Segmentation of skin (distinct patches of skin) has also been observed. However, this trait is not unique to 46,XX/46,XY chimerism nor mosaicism. It has also been observed in other types of chimerism.

=== Cognitive ===
Individuals with the condition do not experience cognitive impairment.

== Genetic mechanism ==
46,XX/46,XY is an example of tetragametic chimerism because it requires four gametes – two sperm and two ova.
- 46,XX/46,XY is most commonly explained during in conception combination of two fertilized eggs zygotes. Two ova from the mother are fertilized by two sperm from the father. One sperm contains an X chromosome; the other contains a Y chromosome. The result is that a zygote with an XY genotype and a zygote with an XX genotype are produced. Under normal circumstances, the two resulting zygotes would have gone on to become fraternal twins. However, in 46,XX/46,XY, the two zygotes merge shortly before or after fertilization to become a two-cell zygote made up of two different nuclei.
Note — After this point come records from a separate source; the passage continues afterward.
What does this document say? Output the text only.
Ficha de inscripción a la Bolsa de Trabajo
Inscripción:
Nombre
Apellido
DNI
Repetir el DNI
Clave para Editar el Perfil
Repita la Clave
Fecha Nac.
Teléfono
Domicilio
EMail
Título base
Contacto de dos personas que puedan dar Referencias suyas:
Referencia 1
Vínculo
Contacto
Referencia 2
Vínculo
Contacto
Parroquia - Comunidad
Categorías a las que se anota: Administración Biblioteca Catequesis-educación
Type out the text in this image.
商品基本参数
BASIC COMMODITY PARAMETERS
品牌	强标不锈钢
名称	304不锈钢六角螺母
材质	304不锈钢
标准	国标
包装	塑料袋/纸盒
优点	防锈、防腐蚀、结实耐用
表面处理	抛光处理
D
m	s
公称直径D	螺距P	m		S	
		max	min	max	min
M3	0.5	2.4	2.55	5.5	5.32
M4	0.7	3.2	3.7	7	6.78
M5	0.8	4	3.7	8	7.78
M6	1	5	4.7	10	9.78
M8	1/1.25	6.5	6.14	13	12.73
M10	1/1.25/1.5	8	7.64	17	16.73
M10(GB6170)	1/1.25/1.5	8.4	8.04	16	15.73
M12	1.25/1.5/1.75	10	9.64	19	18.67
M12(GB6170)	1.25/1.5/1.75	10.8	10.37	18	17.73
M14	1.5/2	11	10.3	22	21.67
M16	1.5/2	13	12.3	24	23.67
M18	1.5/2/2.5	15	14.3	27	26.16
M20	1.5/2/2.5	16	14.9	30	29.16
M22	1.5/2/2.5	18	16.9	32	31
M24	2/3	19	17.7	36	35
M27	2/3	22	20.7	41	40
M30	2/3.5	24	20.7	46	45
The zygotes merge early enough that there is no risk of them developing into conjoined twins. Variations of this mechanism include fertilization of an ovum and its first or second polar body by two sperm.
- 46,XX/46,XY can also be explained by a mosaic-based mechanism. A single zygote is formed from the fertilization of a normal X ovum. The resulting XX/XY zygote divides to give two cell lines: 46,XX/46,XY. The 46,XX/46,XY cell lines remain and go on to become a chimeric individual.
- 46,XX/46,XY can also arise when a haploid ovum undergoes a round of mitosis, and the subsequent daughter cells are fertilized by an X and a Y sperm, respectively.

== Diagnosis ==
Diagnosing chimerism or mosaicism is particularly difficult due to the uneven distribution of 46,XX and 46,XY cells within the body. One organ might be made up of a mix of 46,XX and 46,XY, while another may contain only one genotype. As a result, different types of tissue must be analyzed to confirm the diagnosis. Blood tests might contain both or red blood cells of different blood types.

Before birth, ambiguous genitalia might be observed through ultrasound. The karyotype might also be observed through amniocentesis or cord blood sampling.